いたい悩みと、かゆい痛み
悩みには、痛いやつと、かゆいやつがあるんだなあと思った。
痛いやつはわかりやすい。
ああそれは苦しいだろうなあつらいなあってするりと感情移入できるやつ。
誰かに傷つけられたとか、身近な人が病気だとか、何かに失敗したとか。
いろんな痛みがあるけど、痛みは対処法があるのよたいがい。殴られたら湿布貼って、切られたら傷縫って、ってすれば、時間の経過でだいぶ痛みは引くのだ。痛みは和らぐ。
でもねえ、かゆい悩みってのもあるわけだ。これが難しい。
傍から聞いてたら、えそんなことってばかにして笑っちゃうようなやつ。
いつも食べる食堂がまずいとか、電車が混んでるとか、隣の人の貧乏ゆすりが止まらないとか。
これはなあ。こういう悩みを聞いたときは、馬鹿にしがちなのよね。
そんなの些細なことじゃんたいした悩みじゃないよだって食べるとこ変えたらいいじゃん空いてる時間に行けばいいじゃん貧乏揺すりやめてもらったらいいじゃん!
でもさあ、たぶんそうじゃない。
かゆいってさあ、ちょっと滑稽なんだけどさ、体のごく一部でもかなりの存在感なわけじゃない。しかも対処が難しい。掻いたら一瞬収まるけど、どんどん痒くなるから悪循環。最終的に皮膚がぼろぼろになる。
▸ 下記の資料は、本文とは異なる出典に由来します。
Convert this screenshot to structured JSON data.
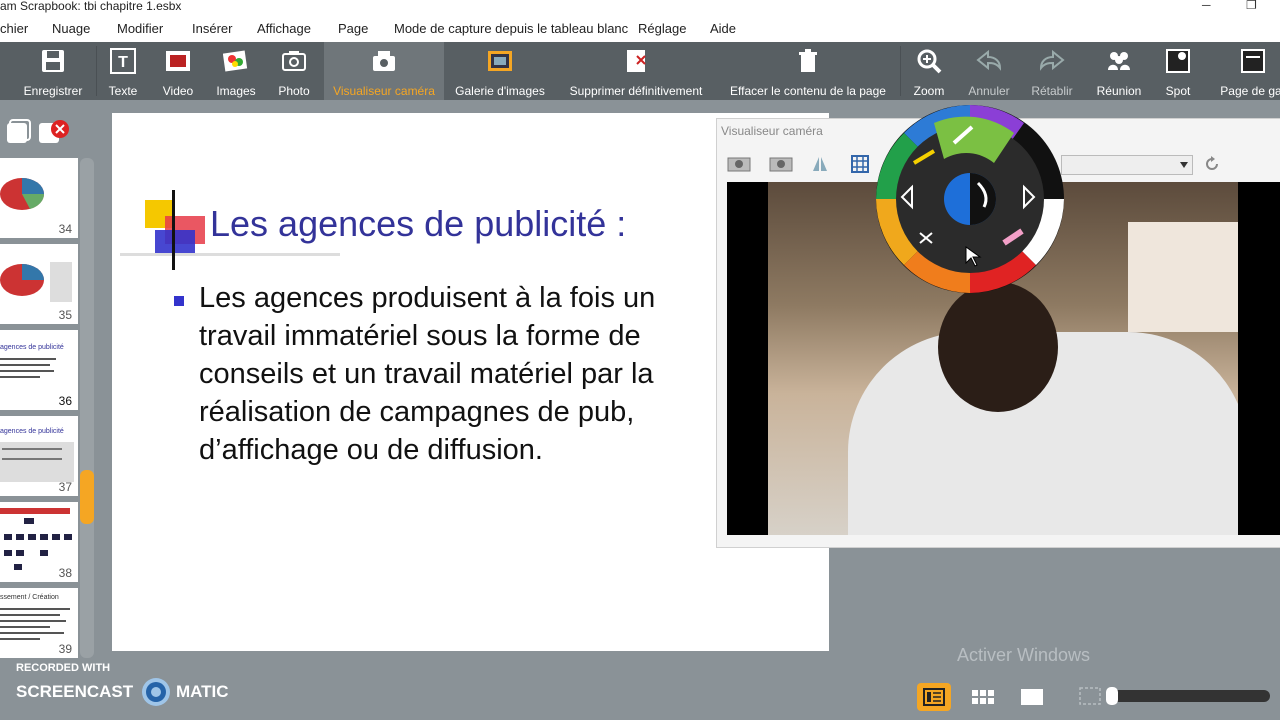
{
  "window": {
    "title": "am Scrapbook: tbi chapitre 1.esbx",
    "minimize": "─",
    "maximize": "❐"
  },
  "menu": {
    "items": [
      "chier",
      "Nuage",
      "Modifier",
      "Insérer",
      "Affichage",
      "Page",
      "Mode de capture depuis le tableau blanc",
      "Réglage",
      "Aide"
    ]
  },
  "toolbar": {
    "buttons": [
      {
        "label": "Enregistrer",
        "icon": "save-icon"
      },
      {
        "label": "Texte",
        "icon": "text-icon"
      },
      {
        "label": "Video",
        "icon": "video-icon"
      },
      {
        "label": "Images",
        "icon": "images-icon"
      },
      {
        "label": "Photo",
        "icon": "photo-icon"
      },
      {
        "label": "Visualiseur caméra",
        "icon": "document-camera-icon",
        "active": true
      },
      {
        "label": "Galerie d'images",
        "icon": "gallery-icon"
      },
      {
        "label": "Supprimer définitivement",
        "icon": "delete-page-icon"
      },
      {
        "label": "Effacer le contenu de la page",
        "icon": "trash-icon"
      },
      {
        "label": "Zoom",
        "icon": "zoom-icon"
      },
      {
        "label": "Annuler",
        "icon": "undo-icon",
        "disabled": true
      },
      {
        "label": "Rétablir",
        "icon": "redo-icon",
        "disabled": true
      },
      {
        "label": "Réunion",
        "icon": "meeting-icon"
      },
      {
        "label": "Spot",
        "icon": "spotlight-icon"
      },
      {
        "label": "Page de gar",
        "icon": "cover-page-icon"
      }
    ]
  },
  "thumbnails": [
    {
      "number": "34"
    },
    {
      "number": "35"
    },
    {
      "number": "36",
      "caption": "agences de publicité"
    },
    {
      "number": "37",
      "caption": "agences de publicité"
    },
    {
      "number": "38"
    },
    {
      "number": "39",
      "caption": "ssement / Création"
    }
  ],
  "slide": {
    "title": "Les agences de publicité :",
    "body": "Les agences produisent à la fois un travail immatériel sous la forme de conseils et un travail matériel par la réalisation de campagnes de pub, d’affichage ou de diffusion."
  },
  "camera_window": {
    "title": "Visualiseur caméra"
  },
  "watermark": {
    "activate_windows": "Activer Windows",
    "recorded_with": "RECORDED WITH",
    "brand_left": "SCREENCAST",
    "brand_right": "MATIC"
  },
  "colors": {
    "toolbar_bg": "#585f63",
    "accent": "#f5a623",
    "slide_title": "#333399"
  }
}
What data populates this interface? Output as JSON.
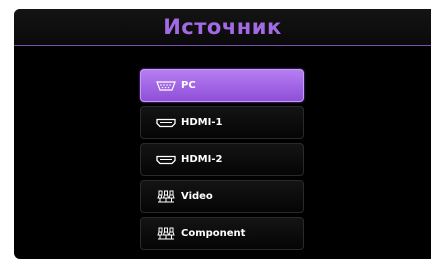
{
  "header": {
    "title": "Источник"
  },
  "colors": {
    "accent": "#a26ae4",
    "selected_bg": "#9f5ee6",
    "panel_bg": "#000000",
    "text": "#ffffff"
  },
  "sources": [
    {
      "label": "PC",
      "icon": "vga-port-icon",
      "selected": true
    },
    {
      "label": "HDMI-1",
      "icon": "hdmi-port-icon",
      "selected": false
    },
    {
      "label": "HDMI-2",
      "icon": "hdmi-port-icon",
      "selected": false
    },
    {
      "label": "Video",
      "icon": "composite-video-icon",
      "selected": false
    },
    {
      "label": "Component",
      "icon": "component-video-icon",
      "selected": false
    }
  ]
}
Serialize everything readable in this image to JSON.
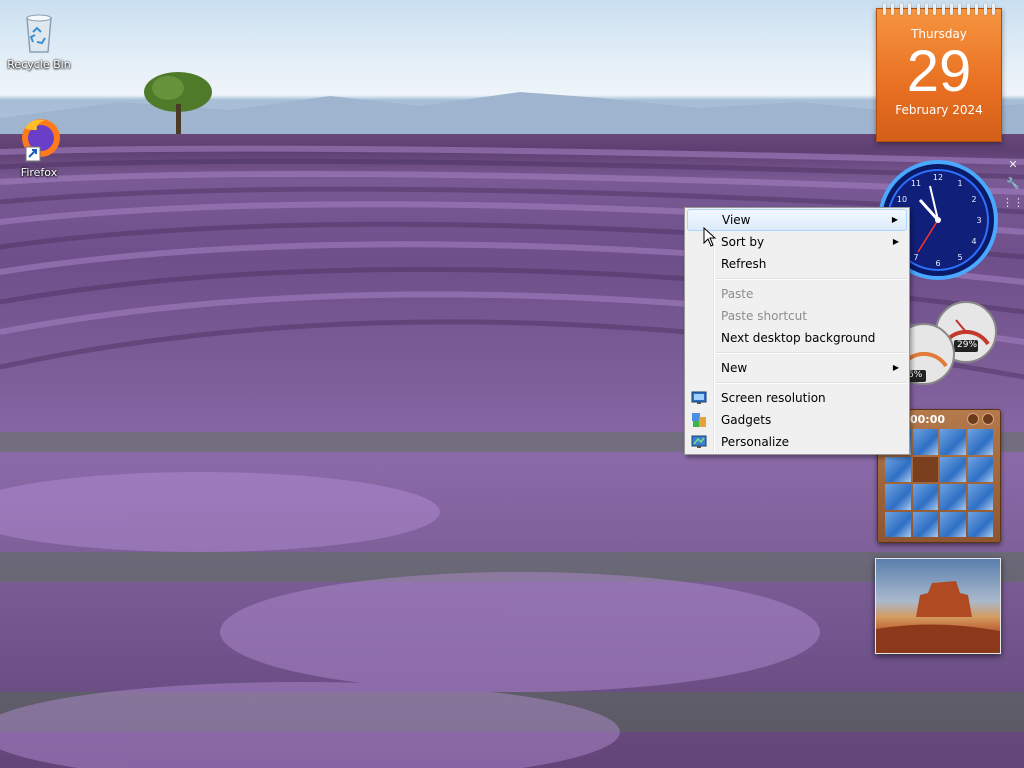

かゆさってさあ、持続するんだ。一瞬の強烈なかゆさ!って違うよね。ちくちくちくちく、ずーっとかゆい。
背中のぎりぎり手が届かないところが、一日中ずっとかゆかったら、たぶん人間それだけで発狂するよ。
隣の人の貧乏揺すりとか、滑稽だけど、そうとうきついよ。ほんとは我慢ならないんだけど、ぱっと見我慢できそうなことだから、我慢し続けようとしちゃうんだ。
そういうかゆい悩みを聞いたとき、我慢しろとか掻けばいいじゃんって言っちゃいけないよなあって思うわけ。かといって、対処法が示せないからどうしたらいいんだろう。原因不明の虫さされの腕をかきむしりながら書いている。